U.S. automakers’ strides have been building in the past half-decade after a painful downturn spurred restructurings that spared only Ford from bankruptcy. The three companies rid themselves of uncompetitive cost structures and plowed investments into cars that could hang with Japan’s giants.
The gains by U.S. automakers have been widespread. Ford’s Fusion, which ranked outside the 10 best-selling models last year, jumped to No. 6 this year through March. The 38 percent first-quarter sales increase posted by GM’s Cadillac was the largest of any brand in the industry during that span, while Chrysler’s passenger-car deliveries surged almost a third.
Toyota added 0.3 percentage points of U.S. market share through March, while Tokyo-based Honda’s was little changed and Nissan, based in Yokohama, lost 0.7 points, according to researcher Autodata Corp.
Japan’s three largest automakers may test the resilience of U.S. automakers’ advances as they increasingly benefit from the declining value of the yen, said Michelle Krebs, an analyst for auto researcher Edmunds.com. The yen has weakened about 18 percent against the dollar since Oct. 31, the most among major currencies, after Prime Minister Shinzo Abe advocated for a decline to aid his country’s economy.
“Detroit should celebrate while they can because the race is tight,” Krebs said today in an interview. “The Japanese have a yen advantage right now, and we could start seeing them use that in pricing and in extra marketing.”
Nissan said that it will cut prices on seven models including its Altima sedan and Rogue SUV, beginning this month. Altima sales surged 35 percent to 21,991 in April, trailing Ford’s 26,722 Fusion deliveries. Altima holds a lead over Fusion of 1,663 sales this year through the first four months.
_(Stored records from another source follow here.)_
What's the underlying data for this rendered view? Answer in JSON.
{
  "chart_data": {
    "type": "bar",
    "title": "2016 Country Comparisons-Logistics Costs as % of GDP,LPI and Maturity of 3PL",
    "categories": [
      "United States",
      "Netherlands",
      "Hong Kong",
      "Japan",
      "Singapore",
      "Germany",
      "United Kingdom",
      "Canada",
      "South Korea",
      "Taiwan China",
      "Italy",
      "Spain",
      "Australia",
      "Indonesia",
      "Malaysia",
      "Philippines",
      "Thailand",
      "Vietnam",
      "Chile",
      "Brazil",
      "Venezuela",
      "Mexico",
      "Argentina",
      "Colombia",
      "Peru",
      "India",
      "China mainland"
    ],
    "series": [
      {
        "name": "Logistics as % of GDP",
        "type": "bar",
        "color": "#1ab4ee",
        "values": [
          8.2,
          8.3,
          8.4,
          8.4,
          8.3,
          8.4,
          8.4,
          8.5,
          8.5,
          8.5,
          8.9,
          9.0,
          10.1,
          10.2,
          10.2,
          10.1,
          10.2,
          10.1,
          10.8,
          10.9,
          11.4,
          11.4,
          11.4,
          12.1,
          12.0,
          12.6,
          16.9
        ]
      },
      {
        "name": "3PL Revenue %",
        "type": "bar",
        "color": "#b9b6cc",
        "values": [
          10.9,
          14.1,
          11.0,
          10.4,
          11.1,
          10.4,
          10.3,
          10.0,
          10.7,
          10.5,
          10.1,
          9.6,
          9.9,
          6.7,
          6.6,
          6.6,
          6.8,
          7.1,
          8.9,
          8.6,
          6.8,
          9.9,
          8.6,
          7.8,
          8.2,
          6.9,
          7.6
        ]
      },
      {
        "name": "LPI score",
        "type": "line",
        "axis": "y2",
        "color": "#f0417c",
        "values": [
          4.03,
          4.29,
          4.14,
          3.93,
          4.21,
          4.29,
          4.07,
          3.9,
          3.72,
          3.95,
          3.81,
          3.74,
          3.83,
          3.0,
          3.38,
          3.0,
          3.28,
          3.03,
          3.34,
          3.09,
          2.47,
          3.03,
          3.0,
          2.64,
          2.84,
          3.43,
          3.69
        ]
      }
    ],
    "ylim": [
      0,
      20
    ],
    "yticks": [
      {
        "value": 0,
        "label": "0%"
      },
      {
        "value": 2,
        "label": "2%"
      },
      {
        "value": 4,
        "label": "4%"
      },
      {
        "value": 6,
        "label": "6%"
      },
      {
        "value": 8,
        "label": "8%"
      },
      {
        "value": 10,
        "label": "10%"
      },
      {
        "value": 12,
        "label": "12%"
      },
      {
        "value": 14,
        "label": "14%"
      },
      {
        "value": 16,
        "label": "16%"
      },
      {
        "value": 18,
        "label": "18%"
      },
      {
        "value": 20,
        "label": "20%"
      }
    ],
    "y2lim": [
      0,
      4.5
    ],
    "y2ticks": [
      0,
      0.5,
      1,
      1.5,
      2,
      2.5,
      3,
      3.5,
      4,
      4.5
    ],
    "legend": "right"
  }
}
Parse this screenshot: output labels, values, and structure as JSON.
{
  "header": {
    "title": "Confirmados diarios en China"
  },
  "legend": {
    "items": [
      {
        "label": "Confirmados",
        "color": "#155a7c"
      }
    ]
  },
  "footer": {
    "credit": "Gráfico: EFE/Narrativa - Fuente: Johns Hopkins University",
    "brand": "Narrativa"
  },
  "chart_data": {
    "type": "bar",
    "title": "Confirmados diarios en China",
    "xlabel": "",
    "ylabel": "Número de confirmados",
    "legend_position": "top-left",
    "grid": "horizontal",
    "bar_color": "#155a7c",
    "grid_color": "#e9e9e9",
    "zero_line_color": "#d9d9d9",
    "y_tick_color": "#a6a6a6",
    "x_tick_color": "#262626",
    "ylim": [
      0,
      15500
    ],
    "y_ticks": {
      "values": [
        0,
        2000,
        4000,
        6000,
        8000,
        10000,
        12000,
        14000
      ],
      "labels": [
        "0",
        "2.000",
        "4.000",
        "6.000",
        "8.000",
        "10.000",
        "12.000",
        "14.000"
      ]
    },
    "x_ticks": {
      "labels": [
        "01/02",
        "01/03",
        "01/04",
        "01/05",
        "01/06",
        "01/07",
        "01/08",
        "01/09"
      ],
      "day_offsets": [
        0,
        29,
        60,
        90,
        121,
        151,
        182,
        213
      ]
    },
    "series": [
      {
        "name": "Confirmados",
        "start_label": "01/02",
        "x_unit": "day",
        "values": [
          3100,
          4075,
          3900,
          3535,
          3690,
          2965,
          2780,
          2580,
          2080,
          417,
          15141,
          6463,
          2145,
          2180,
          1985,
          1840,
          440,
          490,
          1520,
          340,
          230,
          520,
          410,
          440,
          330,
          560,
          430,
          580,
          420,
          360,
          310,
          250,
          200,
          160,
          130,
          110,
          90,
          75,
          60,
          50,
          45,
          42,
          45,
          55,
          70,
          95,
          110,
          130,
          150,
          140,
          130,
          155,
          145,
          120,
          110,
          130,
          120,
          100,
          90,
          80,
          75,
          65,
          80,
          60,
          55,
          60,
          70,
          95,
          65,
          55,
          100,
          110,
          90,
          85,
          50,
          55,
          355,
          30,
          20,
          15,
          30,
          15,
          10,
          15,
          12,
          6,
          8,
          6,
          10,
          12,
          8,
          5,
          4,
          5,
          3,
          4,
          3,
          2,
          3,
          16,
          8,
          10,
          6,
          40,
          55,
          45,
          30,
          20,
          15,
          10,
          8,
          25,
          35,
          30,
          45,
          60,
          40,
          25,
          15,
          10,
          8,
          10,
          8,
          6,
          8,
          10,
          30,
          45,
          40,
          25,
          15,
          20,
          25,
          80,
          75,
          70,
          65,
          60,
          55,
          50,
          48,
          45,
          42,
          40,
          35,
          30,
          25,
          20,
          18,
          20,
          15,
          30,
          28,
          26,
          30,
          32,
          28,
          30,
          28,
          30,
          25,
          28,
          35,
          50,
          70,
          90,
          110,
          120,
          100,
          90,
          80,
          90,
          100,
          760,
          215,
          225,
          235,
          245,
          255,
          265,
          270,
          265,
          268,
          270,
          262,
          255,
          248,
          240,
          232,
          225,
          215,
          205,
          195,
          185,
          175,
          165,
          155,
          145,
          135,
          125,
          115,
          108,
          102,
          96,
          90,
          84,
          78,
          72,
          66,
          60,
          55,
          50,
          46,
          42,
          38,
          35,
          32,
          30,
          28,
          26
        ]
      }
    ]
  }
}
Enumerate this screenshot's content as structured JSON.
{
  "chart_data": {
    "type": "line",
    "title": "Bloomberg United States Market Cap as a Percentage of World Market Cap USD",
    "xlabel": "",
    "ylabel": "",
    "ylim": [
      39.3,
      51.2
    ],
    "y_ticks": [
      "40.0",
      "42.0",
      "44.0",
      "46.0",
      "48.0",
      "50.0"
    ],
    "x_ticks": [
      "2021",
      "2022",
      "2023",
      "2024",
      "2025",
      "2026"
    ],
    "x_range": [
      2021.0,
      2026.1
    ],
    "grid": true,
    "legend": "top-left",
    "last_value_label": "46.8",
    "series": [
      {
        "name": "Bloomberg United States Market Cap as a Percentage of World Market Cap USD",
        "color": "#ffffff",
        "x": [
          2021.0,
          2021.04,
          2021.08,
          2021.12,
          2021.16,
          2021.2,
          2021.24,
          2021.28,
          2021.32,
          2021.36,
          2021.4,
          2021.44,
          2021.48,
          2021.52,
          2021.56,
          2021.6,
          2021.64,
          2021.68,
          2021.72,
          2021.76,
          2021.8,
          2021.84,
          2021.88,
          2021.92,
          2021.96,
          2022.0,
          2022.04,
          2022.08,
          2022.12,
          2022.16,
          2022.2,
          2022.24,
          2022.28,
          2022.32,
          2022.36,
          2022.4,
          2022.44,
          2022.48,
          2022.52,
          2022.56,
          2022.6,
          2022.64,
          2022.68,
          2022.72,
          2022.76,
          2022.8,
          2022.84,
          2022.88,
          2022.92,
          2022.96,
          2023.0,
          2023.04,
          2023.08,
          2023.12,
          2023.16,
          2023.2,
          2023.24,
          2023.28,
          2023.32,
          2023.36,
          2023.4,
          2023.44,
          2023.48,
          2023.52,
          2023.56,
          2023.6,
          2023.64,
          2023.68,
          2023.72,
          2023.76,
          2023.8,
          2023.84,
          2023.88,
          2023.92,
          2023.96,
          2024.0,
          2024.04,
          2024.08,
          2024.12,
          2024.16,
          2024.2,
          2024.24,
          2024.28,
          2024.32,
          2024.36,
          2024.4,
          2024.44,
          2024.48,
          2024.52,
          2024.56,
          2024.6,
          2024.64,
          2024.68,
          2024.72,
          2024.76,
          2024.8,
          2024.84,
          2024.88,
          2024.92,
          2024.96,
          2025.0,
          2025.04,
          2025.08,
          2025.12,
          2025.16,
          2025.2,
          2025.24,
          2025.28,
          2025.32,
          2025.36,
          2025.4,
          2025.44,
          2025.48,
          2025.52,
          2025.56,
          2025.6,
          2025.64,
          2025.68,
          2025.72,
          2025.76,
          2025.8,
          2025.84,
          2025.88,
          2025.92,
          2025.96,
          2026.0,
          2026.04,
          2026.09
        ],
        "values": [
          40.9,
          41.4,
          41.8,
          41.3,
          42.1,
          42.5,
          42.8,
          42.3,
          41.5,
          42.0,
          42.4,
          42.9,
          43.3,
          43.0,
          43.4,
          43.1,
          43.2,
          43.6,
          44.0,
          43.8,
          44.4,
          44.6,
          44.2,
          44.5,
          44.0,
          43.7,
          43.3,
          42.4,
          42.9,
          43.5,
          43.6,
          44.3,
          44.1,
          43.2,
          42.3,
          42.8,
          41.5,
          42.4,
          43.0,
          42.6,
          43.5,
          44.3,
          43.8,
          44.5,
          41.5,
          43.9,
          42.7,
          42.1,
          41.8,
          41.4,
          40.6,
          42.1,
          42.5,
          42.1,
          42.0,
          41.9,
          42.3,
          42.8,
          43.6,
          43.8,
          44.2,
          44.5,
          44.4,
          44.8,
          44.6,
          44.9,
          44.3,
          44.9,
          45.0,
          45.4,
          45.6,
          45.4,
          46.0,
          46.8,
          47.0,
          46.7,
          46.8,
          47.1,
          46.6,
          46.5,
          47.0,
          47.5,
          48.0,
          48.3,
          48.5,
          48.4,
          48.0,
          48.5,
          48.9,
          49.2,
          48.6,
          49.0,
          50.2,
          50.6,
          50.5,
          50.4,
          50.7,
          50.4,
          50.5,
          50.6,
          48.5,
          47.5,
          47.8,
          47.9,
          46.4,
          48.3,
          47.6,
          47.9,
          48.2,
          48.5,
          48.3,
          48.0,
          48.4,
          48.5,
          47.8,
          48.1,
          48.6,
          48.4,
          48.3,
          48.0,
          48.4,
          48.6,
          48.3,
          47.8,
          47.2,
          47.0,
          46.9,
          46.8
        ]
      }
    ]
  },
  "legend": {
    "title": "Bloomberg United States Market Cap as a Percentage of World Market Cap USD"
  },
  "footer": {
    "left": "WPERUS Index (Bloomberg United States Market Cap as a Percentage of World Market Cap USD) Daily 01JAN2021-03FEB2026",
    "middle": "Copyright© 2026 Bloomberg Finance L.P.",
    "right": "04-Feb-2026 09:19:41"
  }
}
Deliveries of Toyota’s Camry fell 14 percent to 31,710 and Honda’s Accord declined 5.2 percent to 33,538. Camry still leads the mid-size car segment through the first four months at 132,540, followed by Accord’s 121,965, Altima’s 108,943 and Fusion’s 107,280.
Combined sales for Volkswagen AG’s Volkswagen and Audi brands declined 4.6 percent, according to statements from the Wolfsburg, Germany-based company’s divisions. The automaker missed four analysts’ average estimate for a 3.3 percent gain in combined deliveries as sales of the Jetta and Passat dropped.
Hyundai Motor Co. and Kia Motors Corp. are losing some of the gains they made in the U.S. during the past two decades. The two Seoul-based affiliates, which report sales separately, lost 0.2 and 0.6 percentage points of market share respectively through the first three months, according to Autodata.
Combined sales for the two companies rose about 1 percent in April, beating seven analysts’ average estimate for a 2.4 percent decline. Deliveries for the Hyundai Elantra surged 45 percent and the Kia Optima gained 33 percent.